Une association entre les cadeaux des firmes pharmaceutiques et des prescriptions plus chères et de moindre qualité, c'est ce qu'a relevé une équipe de médecins et enseignants- chercheurs rennais, en travaillant notamment sur deux bases de données françaises.
Vérifier s'il existait une association entre les avantages offerts par l'industrie pharmaceutique aux médecins généralistes français en 2016 (équipement, repas, frais de transport, logement, etc.) et le coût de leurs prescriptions médicamenteuses, ainsi que l'efficacité de leur prescription au regard des objectifs fixés par l'Assurance maladie, voilà l'objectif d'une étude menée depuis trois ans, par des médecins, des enseignants-chercheurs de Rennes 1, de l'INSERM, du CHU de Rennes ainsi que de l'École des Hautes Études en Santé Publique (EHSP). Les résultats de leur travail viennent d'être publiés en ligne, sur le site du British Medical Journal.
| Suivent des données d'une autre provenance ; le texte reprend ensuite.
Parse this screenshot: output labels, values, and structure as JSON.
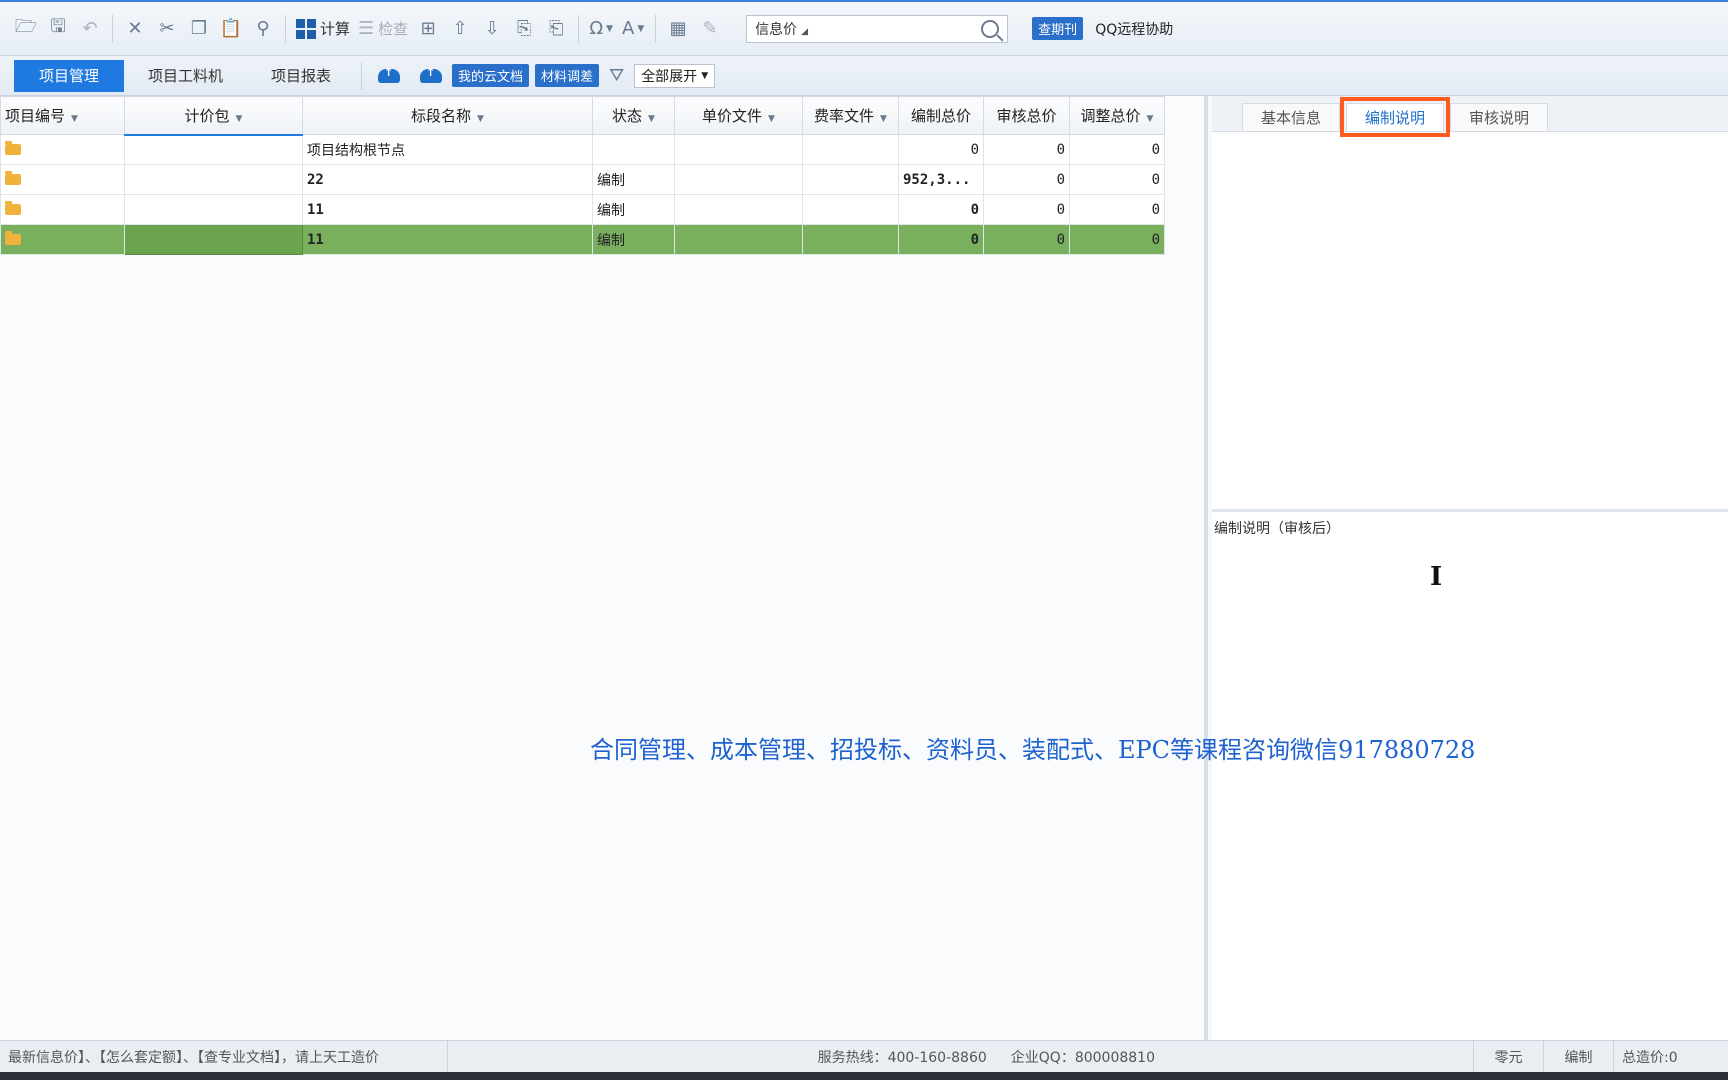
{
  "toolbar": {
    "calc_label": "计算",
    "check_label": "检查",
    "info_combo_value": "信息价",
    "period_tag": "查期刊",
    "qq_help": "QQ远程协助"
  },
  "tabs": {
    "project_mgmt": "项目管理",
    "project_labor": "项目工料机",
    "project_report": "项目报表",
    "my_cloud": "我的云文档",
    "material_adjust": "材料调差",
    "expand_all": "全部展开"
  },
  "grid": {
    "columns": [
      "项目编号",
      "计价包",
      "标段名称",
      "状态",
      "单价文件",
      "费率文件",
      "编制总价",
      "审核总价",
      "调整总价"
    ],
    "rows": [
      {
        "name": "项目结构根节点",
        "status": "",
        "compiled": "0",
        "audited": "0",
        "adjusted": "0"
      },
      {
        "name": "22",
        "status": "编制",
        "compiled": "952,3...",
        "audited": "0",
        "adjusted": "0"
      },
      {
        "name": "11",
        "status": "编制",
        "compiled": "0",
        "audited": "0",
        "adjusted": "0"
      },
      {
        "name": "11",
        "status": "编制",
        "compiled": "0",
        "audited": "0",
        "adjusted": "0"
      }
    ]
  },
  "right_panel": {
    "tabs": [
      "基本信息",
      "编制说明",
      "审核说明"
    ],
    "active_tab": "编制说明",
    "lower_label": "编制说明（审核后）"
  },
  "watermark": "合同管理、成本管理、招投标、资料员、装配式、EPC等课程咨询微信917880728",
  "statusbar": {
    "news": "最新信息价】、【怎么套定额】、【查专业文档】，请上天工造价",
    "hotline": "服务热线：400-160-8860",
    "qq": "企业QQ：800008810",
    "unit": "零元",
    "mode": "编制",
    "total": "总造价:0"
  },
  "colors": {
    "accent": "#1e7ae0",
    "selected_row": "#79b05e",
    "highlight_box": "#ff5a1f",
    "watermark": "#1e62d0"
  }
}
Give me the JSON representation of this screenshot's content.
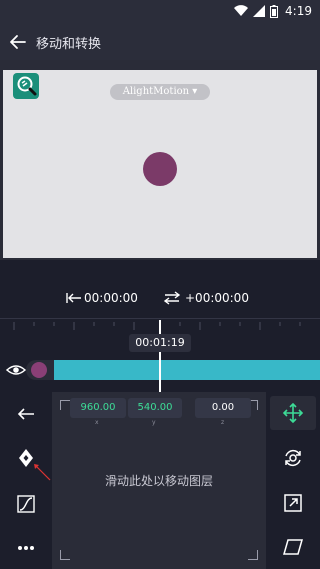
{
  "status_bar": {
    "time": "4:19",
    "icons": [
      "wifi-icon",
      "signal-icon",
      "battery-icon"
    ]
  },
  "app_bar": {
    "title": "移动和转换",
    "back_icon": "back-arrow-icon"
  },
  "preview": {
    "watermark": "AlightMotion ▾"
  },
  "timing": {
    "start_time": "00:00:00",
    "relative_time": "+00:00:00",
    "playhead_time": "00:01:19"
  },
  "transform_panel": {
    "x_value": "960.00",
    "x_label": "x",
    "y_value": "540.00",
    "y_label": "y",
    "z_value": "0.00",
    "z_label": "z",
    "hint": "滑动此处以移动图层"
  },
  "colors": {
    "accent": "#38b8c8",
    "value_green": "#3ddc97",
    "layer_color": "#7b3a68",
    "background": "#1c1e2b"
  }
}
Leurs conclusions ? Les cadeaux sont associés à de plus mauvais indicateurs de prescription. L'étude montre qu'en moyenne, comparativement aux médecins qui reçoivent des cadeaux, ceux qui n'en reçoivent pas ont des prescriptions moins coûteuses, favorisant notamment l'utilisation des médicaments génériques. Ils prescrivent également moins de médicaments dont la balance bénéfice-risque est jugé défavorable et dont l'Assurance maladie voudrait limiter la consommation (traitements contre l'anxiété ou les troubles du sommeil).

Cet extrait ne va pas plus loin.